Archbishop of Canterbury ‘deeply sceptical of trickle-down economics’

The Archbishop of Canterbury has said he is “deeply sceptical” about so-called trickle-down economics, as he warned there was “no moral case” for Government budgets that disproportionately hit the poorest.

In a wide-ranging interview with the Guardian newspaper while on a tour of Australia, Justin Welby also backed climate activists as he warned that the weeks ahead feel like a “monstrous wave” as he worries about what the winter holds.

Amid the political and economic chaos in the UK Government, the Archbishop expressed his concerns about tax cuts for the very wealthiest.

And while he expressed a desire not to be “party political”, the comments come as Liz Truss battles to retain her premiership after a dramatic U-turn on some of her signature economic policies.

“I’m not going to make a party political point because both parties are deeply divided and I’m not going to talk about Australia because I just don’t know the situation. But in the UK, the priority is the cost of living, with the poorest.

“And from an economics point of view, I’m deeply sceptical about trickle-down theory.

“You know, if you cut money for the rich, ever since Keynes wrote his general theory in 1936, whenever it was, he showed very clearly that the rich save if they’ve got enough to live on. So if you want to generate spending in the economy, you put more money into the hands of those who need the money to buy food, to buy goods, to buy basic necessities.”
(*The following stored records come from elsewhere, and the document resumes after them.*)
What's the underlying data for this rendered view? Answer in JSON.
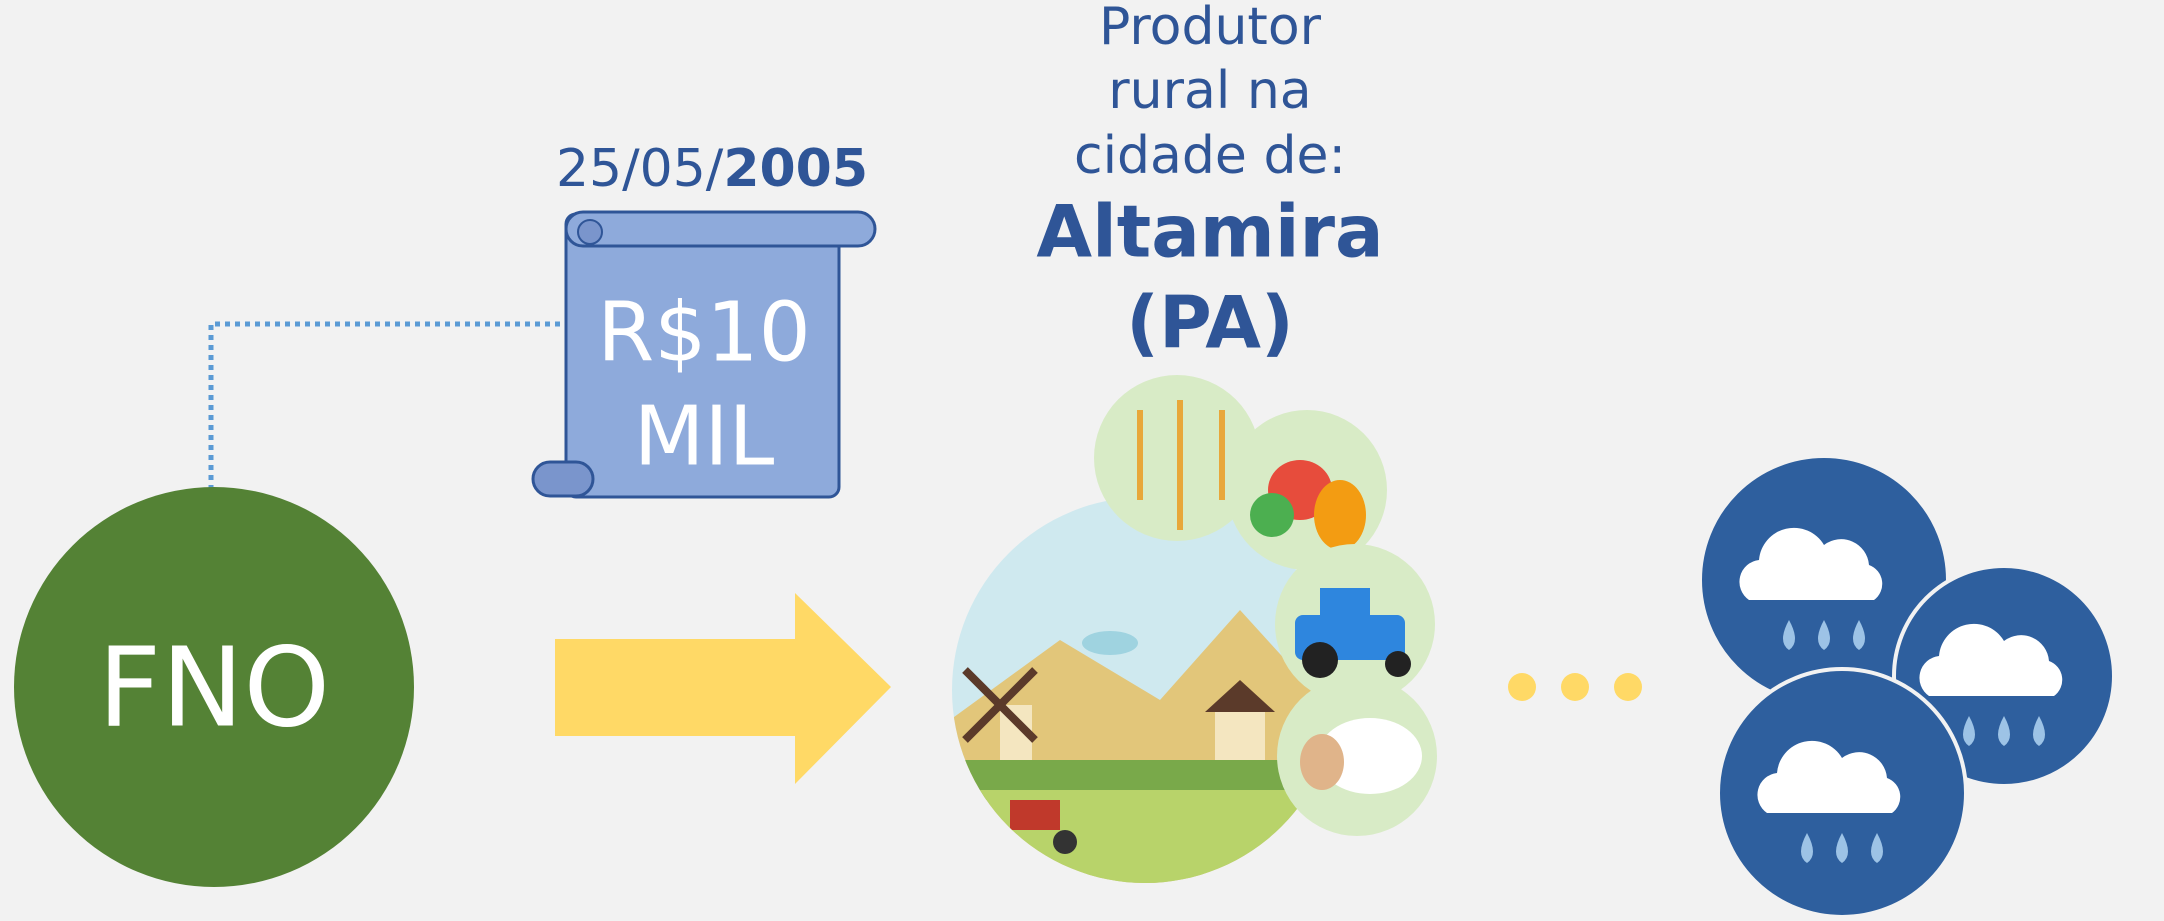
{
  "source": {
    "label": "FNO"
  },
  "loan": {
    "date": {
      "day_month": "25/05/",
      "year": "2005"
    },
    "amount": [
      "R$10",
      "MIL"
    ]
  },
  "recipient": {
    "description": [
      "Produtor",
      "rural na",
      "cidade de:"
    ],
    "city": [
      "Altamira",
      "(PA)"
    ]
  }
}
He continued: “There are lots of ways of addressing the problem. It’s not a problem of inequality, it’s a problem of spreading wealth sufficiently in order to ensure that those at the lower end of the scale can both heat and eat and have a reasonable standard of living.

“And that is essential.

“One of the big areas we see in the UK in the latest figures is a very, very high level of people on sick leave.

“So although unemployment is low, productivity is not rising because so many people are on long-term sick leave. And because people aren’t being trained enough, those are the things that will grow the economy.”

In the same interview, he said he could see no “moral case” for setting budgets disproportionately impacting on the poor.

He expressed concern about how food banks at home would cope in the months to come.

“I’m extremely concerned. Really, really concerned.

“We have seen in some areas food bank use already going up 400%.

“At a recent meeting of the bishops someone said, ‘I just don’t know how this diocese will cope in meeting the social needs.’

“It just feels like a monstrous wave coming at us and we know it is going to hit. We can do our best to prepare for it but it’s very, very difficult.”

The Archbishop also appeared to give his backing to greater and more urgent action on climate change.

Asked if the Church should be doing more to encourage people to take action on climate change, he said: “Yes, they definitely should. An awful lot of people are. And they should be encouraging. And you know, they are, we are collectively doing as much as we can.

“Seeing the devastation here, the biggest flood in history, it just brings it home that the impact of climate change is life and death for a huge number of people already, let alone in a few years.

“Why are people hanging back? Because it is so easy for short-termist issues to displace long-termist. Urgent and immensely important short-termist issues, for instance the Ukraine war – they have to be dealt with but there is only so much bandwidth in government and governments run out of bandwidth to deal with that and the long term.”